A literature review may also focus on assessing the state and relevance of a theory that has a long history in the field. Schmenner (2001, p. 8) argue “we are duty bound to ferret out the generalizations that endure, and that could be expected to persist well into the 21st century”. Schmenner (2001, p. 89) examines the use of the Theory of Swift, Even Flow published in 1998 (Schmenner and Swink, 1998) to explain productivity gain by “bring together facts and theory”. Schmenner (2001) does not rely on a descriptive literature review. Instead, the article examines different qualitative and quantitative evidence from different countries to conclude several expectations that hold in the past, today and in the future about the Theory of Swift, Even Flow. Off course, one may find new evidence to challenge this theory, given the disruptions caused by COVID-19 pandemic we have seen so far.
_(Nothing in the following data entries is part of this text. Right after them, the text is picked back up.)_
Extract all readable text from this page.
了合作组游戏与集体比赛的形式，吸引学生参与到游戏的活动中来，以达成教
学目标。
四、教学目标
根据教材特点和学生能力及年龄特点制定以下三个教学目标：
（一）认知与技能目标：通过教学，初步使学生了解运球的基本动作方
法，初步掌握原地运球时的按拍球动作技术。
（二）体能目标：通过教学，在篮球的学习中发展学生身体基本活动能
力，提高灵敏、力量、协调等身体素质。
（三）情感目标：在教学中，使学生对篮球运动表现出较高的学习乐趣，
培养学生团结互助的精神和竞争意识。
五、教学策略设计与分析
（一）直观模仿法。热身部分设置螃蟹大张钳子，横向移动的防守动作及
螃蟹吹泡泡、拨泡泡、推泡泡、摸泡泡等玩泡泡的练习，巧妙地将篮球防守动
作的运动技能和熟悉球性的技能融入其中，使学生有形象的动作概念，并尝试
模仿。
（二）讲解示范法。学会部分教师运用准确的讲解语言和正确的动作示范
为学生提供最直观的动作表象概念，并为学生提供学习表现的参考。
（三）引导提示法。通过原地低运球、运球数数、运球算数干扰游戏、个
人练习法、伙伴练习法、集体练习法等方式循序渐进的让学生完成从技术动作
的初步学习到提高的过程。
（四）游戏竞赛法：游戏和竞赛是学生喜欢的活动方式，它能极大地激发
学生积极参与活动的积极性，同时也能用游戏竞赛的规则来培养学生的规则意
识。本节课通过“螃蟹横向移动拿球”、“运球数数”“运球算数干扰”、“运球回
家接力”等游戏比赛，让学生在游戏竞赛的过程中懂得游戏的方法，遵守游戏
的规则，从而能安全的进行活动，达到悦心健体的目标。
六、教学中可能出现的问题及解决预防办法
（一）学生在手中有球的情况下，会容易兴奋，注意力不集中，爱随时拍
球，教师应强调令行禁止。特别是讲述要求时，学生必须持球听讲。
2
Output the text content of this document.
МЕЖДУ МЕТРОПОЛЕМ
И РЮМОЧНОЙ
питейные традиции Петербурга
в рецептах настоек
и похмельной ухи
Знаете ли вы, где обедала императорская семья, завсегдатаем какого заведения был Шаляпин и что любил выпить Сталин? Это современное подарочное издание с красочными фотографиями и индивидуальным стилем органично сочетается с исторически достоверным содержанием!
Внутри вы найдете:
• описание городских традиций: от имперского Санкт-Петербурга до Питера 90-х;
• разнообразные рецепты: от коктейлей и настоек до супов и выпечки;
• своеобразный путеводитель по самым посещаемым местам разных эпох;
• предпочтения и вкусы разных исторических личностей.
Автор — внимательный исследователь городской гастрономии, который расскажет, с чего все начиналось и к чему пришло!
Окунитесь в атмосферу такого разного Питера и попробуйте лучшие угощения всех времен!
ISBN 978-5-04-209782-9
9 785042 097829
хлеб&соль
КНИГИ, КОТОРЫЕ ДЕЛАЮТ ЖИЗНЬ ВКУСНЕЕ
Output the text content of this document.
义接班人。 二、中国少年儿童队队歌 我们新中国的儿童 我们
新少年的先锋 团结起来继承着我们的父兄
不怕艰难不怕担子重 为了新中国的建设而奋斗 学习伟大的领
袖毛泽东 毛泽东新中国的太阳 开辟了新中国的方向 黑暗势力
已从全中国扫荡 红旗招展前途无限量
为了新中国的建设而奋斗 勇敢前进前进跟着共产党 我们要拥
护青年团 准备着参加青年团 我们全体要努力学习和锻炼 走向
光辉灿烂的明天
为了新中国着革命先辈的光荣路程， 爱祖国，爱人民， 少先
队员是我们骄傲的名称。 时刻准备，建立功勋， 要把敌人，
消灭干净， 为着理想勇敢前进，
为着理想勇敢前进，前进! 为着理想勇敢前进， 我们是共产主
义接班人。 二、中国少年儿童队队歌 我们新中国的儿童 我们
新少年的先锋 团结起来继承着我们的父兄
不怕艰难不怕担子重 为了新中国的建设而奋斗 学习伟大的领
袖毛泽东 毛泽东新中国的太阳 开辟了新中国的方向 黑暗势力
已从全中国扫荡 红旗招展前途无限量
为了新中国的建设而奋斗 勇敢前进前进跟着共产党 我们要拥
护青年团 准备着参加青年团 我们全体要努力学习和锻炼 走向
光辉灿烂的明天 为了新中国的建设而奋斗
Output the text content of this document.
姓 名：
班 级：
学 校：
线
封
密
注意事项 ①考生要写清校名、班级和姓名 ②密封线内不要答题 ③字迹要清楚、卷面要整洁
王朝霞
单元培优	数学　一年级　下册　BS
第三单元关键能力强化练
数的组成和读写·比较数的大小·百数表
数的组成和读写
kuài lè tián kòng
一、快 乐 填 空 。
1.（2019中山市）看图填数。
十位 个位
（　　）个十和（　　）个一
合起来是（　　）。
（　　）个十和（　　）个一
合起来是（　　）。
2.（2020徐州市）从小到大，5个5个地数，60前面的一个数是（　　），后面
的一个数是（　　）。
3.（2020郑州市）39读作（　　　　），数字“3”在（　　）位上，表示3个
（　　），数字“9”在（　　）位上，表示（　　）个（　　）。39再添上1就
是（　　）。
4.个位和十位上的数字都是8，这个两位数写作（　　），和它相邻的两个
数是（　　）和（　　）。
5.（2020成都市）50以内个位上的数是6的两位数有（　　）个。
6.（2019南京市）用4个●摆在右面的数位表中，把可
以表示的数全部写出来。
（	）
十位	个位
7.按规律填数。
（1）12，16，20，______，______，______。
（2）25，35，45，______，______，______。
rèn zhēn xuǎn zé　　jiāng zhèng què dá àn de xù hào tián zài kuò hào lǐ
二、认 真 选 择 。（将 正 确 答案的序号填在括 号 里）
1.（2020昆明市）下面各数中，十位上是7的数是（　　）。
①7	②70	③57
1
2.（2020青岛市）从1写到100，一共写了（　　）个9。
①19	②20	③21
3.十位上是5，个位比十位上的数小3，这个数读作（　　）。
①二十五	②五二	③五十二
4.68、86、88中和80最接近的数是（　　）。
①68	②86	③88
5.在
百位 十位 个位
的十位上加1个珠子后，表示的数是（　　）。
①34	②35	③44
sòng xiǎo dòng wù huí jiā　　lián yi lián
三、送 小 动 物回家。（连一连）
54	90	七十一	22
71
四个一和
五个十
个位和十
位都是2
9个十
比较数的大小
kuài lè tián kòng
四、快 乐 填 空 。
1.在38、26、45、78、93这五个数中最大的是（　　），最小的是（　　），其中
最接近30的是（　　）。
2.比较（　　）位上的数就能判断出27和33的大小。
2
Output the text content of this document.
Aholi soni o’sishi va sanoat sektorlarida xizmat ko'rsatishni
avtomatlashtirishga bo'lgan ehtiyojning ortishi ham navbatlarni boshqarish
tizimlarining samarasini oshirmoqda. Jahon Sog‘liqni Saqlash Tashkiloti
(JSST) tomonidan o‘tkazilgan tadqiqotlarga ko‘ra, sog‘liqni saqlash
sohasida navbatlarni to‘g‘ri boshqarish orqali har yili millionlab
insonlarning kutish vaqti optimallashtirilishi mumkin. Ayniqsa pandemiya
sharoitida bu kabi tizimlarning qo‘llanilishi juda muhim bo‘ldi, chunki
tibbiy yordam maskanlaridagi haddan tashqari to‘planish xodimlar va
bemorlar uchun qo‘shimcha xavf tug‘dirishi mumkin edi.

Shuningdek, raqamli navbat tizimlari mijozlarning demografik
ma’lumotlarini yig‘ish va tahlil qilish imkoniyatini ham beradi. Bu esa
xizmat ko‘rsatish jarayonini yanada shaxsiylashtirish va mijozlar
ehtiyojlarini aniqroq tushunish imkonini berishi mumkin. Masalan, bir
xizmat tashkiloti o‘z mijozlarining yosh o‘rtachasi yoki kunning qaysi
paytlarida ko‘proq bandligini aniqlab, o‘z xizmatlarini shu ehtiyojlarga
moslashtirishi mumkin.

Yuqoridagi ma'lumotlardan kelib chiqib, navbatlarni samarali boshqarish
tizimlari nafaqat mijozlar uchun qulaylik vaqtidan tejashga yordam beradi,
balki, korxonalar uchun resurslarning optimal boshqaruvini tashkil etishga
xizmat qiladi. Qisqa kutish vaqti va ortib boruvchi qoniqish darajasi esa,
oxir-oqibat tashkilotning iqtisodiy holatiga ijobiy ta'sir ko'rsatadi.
Unfortunately, the idea that a theory “lives” forever and it never “die” has become common. Instead, we could use a literature review to systematically show and explain which exiting theories fail to understand certain aspects of a phenomenon. Without doing so, the field will observe slow advances in theory and understanding. For instance, very few scholars in our field question whether resource-based view (RBV) is suitable for understanding LSCM phenomena. Scholars from other fields such as strategic management are more open to cross-examining assumptions and theoretical claims against evidence. Since the introduction of the RBV (Barney, 1991), scholars such as Priem and Butler (2001) have criticized the use of “imprecise definitions” that “hinder prescription” and the use of a static view “relegates causality to a black box” (failing to answer the “how” question). They offer improvement by answering the causal “how” questions and considering the temporal component. Several other scholars have subsequently summarized main problems of RBV and moved on to focus on explaining “how” resources are managed rather than a reliance on using the characteristics or resources to explain firm performance (e.g. Sirmon et al., 2010). Only recently, Bromiley and Rau (2016) put forward some solid reasons why some fundamental assumptions of RBV do not reflect operations and supply chains practices, and that performance explanations offered by RBV do not hold. Our field needs more literature reviews that examine fundamental assumptions among commonly used theories.

The International Journal of Physical Distribution and Logistics Management (IJPDLM) has published many literature reviews in the past. The journal will continue publish literature reviews that add new knowledge and/or advance theories in the LSCM field. Like many journals in the LSCM field, IJPDLM does not encourage the use of descriptive literature reviews that do not contribute much to advancing knowledge or theories. This problem also applies to qualitative or quantitative empirical studies that use descriptive literature reviews to justify knowledge gaps or theoretical contributions. This editorial has outlined some approaches in which a literature review can advance knowledge and theories. It is important to note that software and tools for searching database, topic modeling and bibliometric analysis become useful only when the identified studies are examined or integrated carefully to advance theories or knowledge.

A literature review is an important scientific tool for assessing scientific tools and advancing knowledge. I welcome further efforts to assessing and advancing other types of literature review, especially those that can advance our knowledge/understanding about the real-world and theories.